Hunkering down beside her, Gabe took the fork, though still obviously reluctant. He wasn’t wearing anything warmer than a pair of jeans and a denim workshirt.
“You’re not cold?” she asked.
He shoved the unmarshmallowed end of his fork in the sand and then reached into his back pocket. “I brought a hat,” he said, and pulled the beanie over his hair. She’d made it for him months ago, in the blue-and-gold colors of his alma mater. As far as she’d known, he’d thrown the thing out. There was a matching extra-long woolen scarf, but she’d never seen it again either.

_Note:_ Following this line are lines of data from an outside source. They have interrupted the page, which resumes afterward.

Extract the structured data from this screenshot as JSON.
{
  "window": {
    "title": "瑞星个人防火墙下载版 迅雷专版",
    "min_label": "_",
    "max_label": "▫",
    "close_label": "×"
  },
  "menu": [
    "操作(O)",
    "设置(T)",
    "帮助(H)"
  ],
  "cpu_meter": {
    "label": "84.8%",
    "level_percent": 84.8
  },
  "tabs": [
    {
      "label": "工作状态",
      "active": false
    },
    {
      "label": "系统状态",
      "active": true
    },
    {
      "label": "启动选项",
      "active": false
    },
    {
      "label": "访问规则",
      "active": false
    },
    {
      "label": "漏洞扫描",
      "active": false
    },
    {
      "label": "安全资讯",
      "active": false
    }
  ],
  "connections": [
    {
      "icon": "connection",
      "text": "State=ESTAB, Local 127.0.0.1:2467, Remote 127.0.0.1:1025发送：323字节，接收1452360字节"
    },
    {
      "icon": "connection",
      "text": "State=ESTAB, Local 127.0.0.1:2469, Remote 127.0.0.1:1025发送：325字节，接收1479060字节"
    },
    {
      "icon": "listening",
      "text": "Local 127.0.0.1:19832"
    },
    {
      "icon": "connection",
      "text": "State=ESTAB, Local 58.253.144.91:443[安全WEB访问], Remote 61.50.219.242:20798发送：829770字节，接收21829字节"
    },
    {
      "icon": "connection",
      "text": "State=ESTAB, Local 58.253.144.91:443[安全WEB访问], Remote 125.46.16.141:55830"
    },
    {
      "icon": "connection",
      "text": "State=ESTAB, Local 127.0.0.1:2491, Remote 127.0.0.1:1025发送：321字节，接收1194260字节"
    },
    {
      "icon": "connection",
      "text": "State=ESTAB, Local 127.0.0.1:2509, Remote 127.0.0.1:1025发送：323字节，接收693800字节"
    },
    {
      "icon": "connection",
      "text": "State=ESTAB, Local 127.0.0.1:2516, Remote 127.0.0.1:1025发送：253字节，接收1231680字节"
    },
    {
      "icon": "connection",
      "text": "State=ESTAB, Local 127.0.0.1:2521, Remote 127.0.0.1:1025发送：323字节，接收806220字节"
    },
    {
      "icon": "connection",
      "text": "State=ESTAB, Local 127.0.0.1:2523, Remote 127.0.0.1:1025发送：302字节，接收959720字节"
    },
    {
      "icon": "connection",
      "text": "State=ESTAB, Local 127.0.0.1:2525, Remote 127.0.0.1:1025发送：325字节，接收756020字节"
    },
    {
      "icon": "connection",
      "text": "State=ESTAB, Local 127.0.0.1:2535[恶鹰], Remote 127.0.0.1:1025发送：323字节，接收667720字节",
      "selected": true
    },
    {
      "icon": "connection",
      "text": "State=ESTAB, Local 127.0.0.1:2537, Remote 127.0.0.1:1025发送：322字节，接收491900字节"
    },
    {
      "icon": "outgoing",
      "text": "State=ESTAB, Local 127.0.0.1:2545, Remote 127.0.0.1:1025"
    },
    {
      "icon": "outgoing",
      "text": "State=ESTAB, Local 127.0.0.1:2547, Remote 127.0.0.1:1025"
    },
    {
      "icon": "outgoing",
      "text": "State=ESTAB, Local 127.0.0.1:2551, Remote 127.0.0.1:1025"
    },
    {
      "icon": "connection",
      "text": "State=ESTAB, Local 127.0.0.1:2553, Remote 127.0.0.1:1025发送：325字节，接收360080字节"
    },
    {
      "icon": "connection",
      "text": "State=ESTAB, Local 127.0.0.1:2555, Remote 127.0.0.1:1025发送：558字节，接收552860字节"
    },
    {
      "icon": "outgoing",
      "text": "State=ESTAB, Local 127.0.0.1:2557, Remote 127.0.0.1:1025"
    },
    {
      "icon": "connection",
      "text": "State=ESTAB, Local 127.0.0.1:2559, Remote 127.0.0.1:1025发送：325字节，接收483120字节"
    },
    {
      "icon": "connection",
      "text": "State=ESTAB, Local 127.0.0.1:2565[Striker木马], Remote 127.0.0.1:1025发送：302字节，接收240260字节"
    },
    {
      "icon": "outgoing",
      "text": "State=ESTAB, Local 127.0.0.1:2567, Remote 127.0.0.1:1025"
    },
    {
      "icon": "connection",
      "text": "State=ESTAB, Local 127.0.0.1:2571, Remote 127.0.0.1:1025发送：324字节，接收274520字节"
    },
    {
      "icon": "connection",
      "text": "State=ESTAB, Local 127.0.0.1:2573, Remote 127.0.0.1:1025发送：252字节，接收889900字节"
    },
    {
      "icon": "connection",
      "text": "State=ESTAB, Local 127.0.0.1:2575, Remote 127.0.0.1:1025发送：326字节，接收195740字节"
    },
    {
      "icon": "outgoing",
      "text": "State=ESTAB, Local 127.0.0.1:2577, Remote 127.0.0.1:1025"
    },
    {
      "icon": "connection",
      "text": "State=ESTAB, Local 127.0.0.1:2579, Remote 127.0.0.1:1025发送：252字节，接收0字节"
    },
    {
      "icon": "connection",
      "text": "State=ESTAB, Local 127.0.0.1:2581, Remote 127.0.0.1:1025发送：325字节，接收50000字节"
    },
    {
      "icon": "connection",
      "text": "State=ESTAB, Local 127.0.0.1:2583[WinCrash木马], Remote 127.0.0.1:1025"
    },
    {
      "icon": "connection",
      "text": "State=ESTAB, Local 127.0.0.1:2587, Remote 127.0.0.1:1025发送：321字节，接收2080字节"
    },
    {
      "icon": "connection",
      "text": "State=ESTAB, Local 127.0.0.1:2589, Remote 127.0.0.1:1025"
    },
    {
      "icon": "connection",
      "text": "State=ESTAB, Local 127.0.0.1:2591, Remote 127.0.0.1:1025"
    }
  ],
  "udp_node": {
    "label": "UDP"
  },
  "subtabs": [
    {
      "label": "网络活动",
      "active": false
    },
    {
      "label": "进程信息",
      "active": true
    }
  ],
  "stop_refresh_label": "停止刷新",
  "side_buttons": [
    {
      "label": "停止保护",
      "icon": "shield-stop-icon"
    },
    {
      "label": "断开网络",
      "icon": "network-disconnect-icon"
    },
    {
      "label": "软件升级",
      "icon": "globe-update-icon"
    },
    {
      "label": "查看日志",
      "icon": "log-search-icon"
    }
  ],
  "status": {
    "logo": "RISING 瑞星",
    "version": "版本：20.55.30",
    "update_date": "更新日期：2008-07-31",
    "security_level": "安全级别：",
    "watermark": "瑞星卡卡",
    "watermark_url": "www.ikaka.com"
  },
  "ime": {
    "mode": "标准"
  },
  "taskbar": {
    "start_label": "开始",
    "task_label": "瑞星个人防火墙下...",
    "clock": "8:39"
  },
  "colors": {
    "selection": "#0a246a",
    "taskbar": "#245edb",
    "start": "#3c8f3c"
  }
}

She shot another glance at him. It gave her a silly little thrill to see him wearing something she’d made with her hands. He picked up his fork and shoved the tines into the hottest part of the fire.
“Why am I not surprised you go straight for flame?” she asked, as the white confection lit and started to burn.
He brought it to his mouth and blew on the marshmallow to put out the little fire. It looked more like a lump of coal than a treat.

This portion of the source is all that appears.